Besieged: The Filipino middle class
My childhood memories tend to be a patchwork of pulsating sentiments and innocent joys. These “East of Eden” days were also punctuated by tragedies and traumas, beginning with the 1990 earthquake in my hometown of Baguio. But if there is one thing that defined my formative years the most, it was what one may call the “middle class sensibility”: I grew up in a family where privilege was earned, rights were cherished, and hard work was embraced with singular devotion.
Crucially, we were raised with a profound sense of dignity and unshakable self-worth. My parents toiled night and day to ensure that I and my sister would never be lacking in the essentials of life, especially good education. Gratefully, we were never beholden to luxury and entitlement, the cocktail of vices that has intoxicated countless children of privilege.
My parents had many wealthy colleagues who regularly invited us to their palatial homes and offered to fetch us in their luxurious cars. And yet, never did I feel insecure in the midst of their riches. If anything, I was always proud and content with our little apartment, second-hand family car, and the little luxuries of our middle-class life.
Echoing Aristotle’s political reflections in ancient times, I intuitively grasped the social importance of middle class life: We were neither too rich to be self-indulgent and greedily complacent, nor too powerless and enervated to passively accept the status quo.
I saw my middle-class experience, transcending the evils of decadence and wretchedness, as the best window into the soul of society. And thus, I became a staunch believer in the centrality of the middle classes to democratic progress.
But the political upheavals of the past decade have also schooled me on the advent of the “reactionary” middle class, especially in times of political distress and economic anxiety.
When relatively secure and quantitatively in the majority, as in mid-20th-century America or late-20th-century South Korea and Taiwan, the middle classes tend to become a fulcrum of democratization by demanding greater political accountability and representation from the ruling elite.
But contemporary history, from the toppling of Salvador Allende in Chile to the fate of Thaksin Shinawatra and his allies in Thailand, also shows that the middle classes are more than willing to support authoritarian politics when they feel besieged. In fact, the rise of authoritarian populists such as Rodrigo Duterte, and his peers in Brazil (Jair Bolsonaro) and India (Narendra Modi), vividly demonstrates the paradoxical centrality of the middle classes to the erosion of liberal democratic institutions.

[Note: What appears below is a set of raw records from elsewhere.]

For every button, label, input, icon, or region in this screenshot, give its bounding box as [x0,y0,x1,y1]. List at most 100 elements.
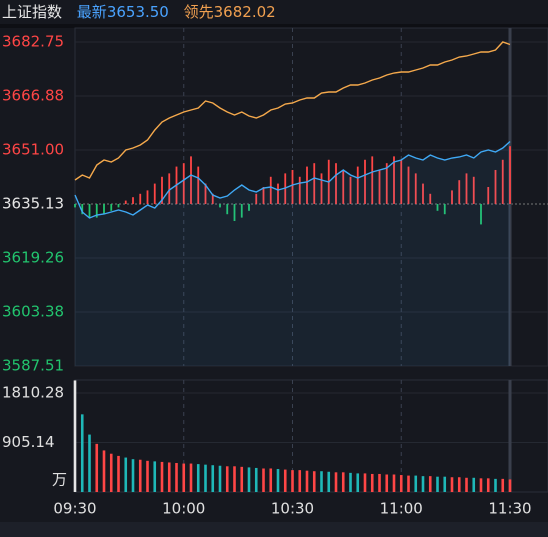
y-tick-label: 3666.88 [2,86,64,104]
x-tick-label: 10:00 [162,500,205,518]
change-bar [240,204,243,218]
change-bar [255,193,258,204]
change-bar [219,204,221,208]
y-tick-label: 3635.13 [2,195,64,213]
change-bar [269,176,272,204]
change-bar [248,204,250,211]
change-bar [320,173,323,204]
change-bar [378,169,381,204]
volume-bar [486,478,490,492]
volume-bar [138,459,142,492]
volume-bar [211,465,215,492]
index-name: 上证指数 [2,3,62,21]
change-bar [81,204,84,215]
x-tick-label: 10:30 [271,500,314,518]
volume-bar [378,473,381,492]
volume-bar [262,468,265,492]
change-bar [349,176,352,204]
separator [0,24,548,28]
volume-bar [276,469,280,492]
volume-bar [443,476,447,492]
volume-bar [146,460,149,492]
change-bar [88,204,91,218]
change-bar [436,204,439,211]
change-bar [211,193,214,204]
volume-bar [472,477,476,492]
lead-value: 3682.02 [214,3,276,21]
volume-bar [457,477,461,492]
change-bar [95,204,98,218]
change-bar [161,176,163,204]
change-bar [407,166,410,204]
volume-bar [80,414,84,492]
change-bar [335,163,337,204]
change-bar [356,166,359,204]
change-bar [146,190,149,204]
volume-bar [305,470,309,492]
volume-bar [370,473,374,492]
volume-bar [269,468,273,492]
change-bar [233,204,236,222]
volume-bar [225,466,229,492]
change-bar [342,169,345,204]
volume-bar [327,471,331,492]
x-tick-label: 09:30 [53,500,96,518]
volume-bar [117,455,120,492]
volume-bar [479,478,483,492]
price-area [75,141,510,366]
change-bar [197,166,200,204]
volume-bar [153,461,157,492]
y-tick-label: 3651.00 [2,141,64,159]
volume-bar [73,380,77,492]
y-tick-label: 905.14 [2,433,55,451]
volume-bar [291,470,294,492]
volume-bar [109,453,113,492]
lead-label: 领先 [184,3,214,21]
volume-bar [95,443,99,492]
y-tick-label: 3603.38 [2,303,64,321]
volume-bar [414,475,418,492]
volume-bar [175,463,178,492]
change-bar [124,200,127,204]
change-bar [509,146,511,204]
change-bar [298,176,301,204]
x-tick-label: 11:00 [380,500,423,518]
series-line [74,41,511,181]
change-bar [422,183,424,204]
change-bar [291,169,294,204]
change-bar [501,159,504,204]
volume-bar [189,463,193,492]
change-bar [414,173,417,204]
volume-bar [341,472,345,492]
change-bar [226,204,229,215]
volume-bar [182,463,186,492]
volume-bar [247,467,251,492]
volume-bar [356,473,360,492]
change-bar [190,156,192,204]
change-bar [262,186,265,204]
x-tick-label: 11:30 [488,500,531,518]
change-bar [393,156,395,204]
volume-bar [399,475,403,492]
y-tick-label: 3587.51 [2,357,64,375]
change-bar [306,166,308,204]
volume-bar [312,471,316,492]
change-bar [443,204,446,215]
change-bar [480,204,482,225]
volume-bar [436,476,439,492]
change-bar [110,204,113,211]
change-bar [472,176,475,204]
change-bar [313,163,316,204]
change-bar [153,183,156,204]
tab-bar [0,522,548,537]
change-bar [103,204,105,215]
volume-bar [102,450,106,492]
change-bar [364,159,366,204]
volume-bar [283,469,287,492]
volume-bar [167,462,171,492]
volume-bar [465,477,468,492]
volume-bar [204,464,207,492]
change-bar [139,193,142,204]
y-tick-label: 3682.75 [2,33,64,51]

Authoritative studies, and scholars such as Walden Bello and Cecilia Lero, have demonstrated that contemporary right-wing populists’ staunchest supporters tend to come from the middle sections of the economic pyramid, especially the “aspirational” middle class. Mr. Duterte’s tough anti-drug agenda and anti-elite rhetoric, for instance, perfectly resonates with their daily insecurities, from the workplace to their lower middle-class neighborhoods.
In his magisterial new book “The Patchwork City: Class, Space, and Politics in Metro Manila,” sociologist Marco Garrido dissects the dynamics and implications of a culture of snobbery among Manila’s middle classes toward the slumdwellers, a phenomenon that was fully on display during the so-called “Edsa III” led by Joseph Estrada’s “masa” supporters.
A critical element in his book is Jacques Rancière’s concept of “dissensus” (mésentente), which denotes not only political disagreement but also the hopeless inability of two sides to comprehend each other’s worldviews.
In Mr. Duterte’s Philippines, the “dissensus” is not only between the middle classes and the poor, as Garrido analyzes, but also between passionate middle-class supporters and critics of the populist in Malacañang. The upshot is an ever more fragmented Filipino middle class, tragically divided by parallel and mutually incomprehensible political philosophies.
And this besieged middle class is now bearing the brunt of the worst economic contraction in the country’s history, potentially portending political demobilization in the future.
The rich have enough to wait the COVID-19 pandemic out, while the poor can rely on an element of government support. But what about the Filipino middle class, the truly invisible citizens who are more besieged, enervated, and fragmented than ever?
Overwhelmed by economic insecurity and frustration with incompetence, many middle-class Filipinos are tuning out of politics and seeking a new life elsewhere altogether. Who will fight for democracy then?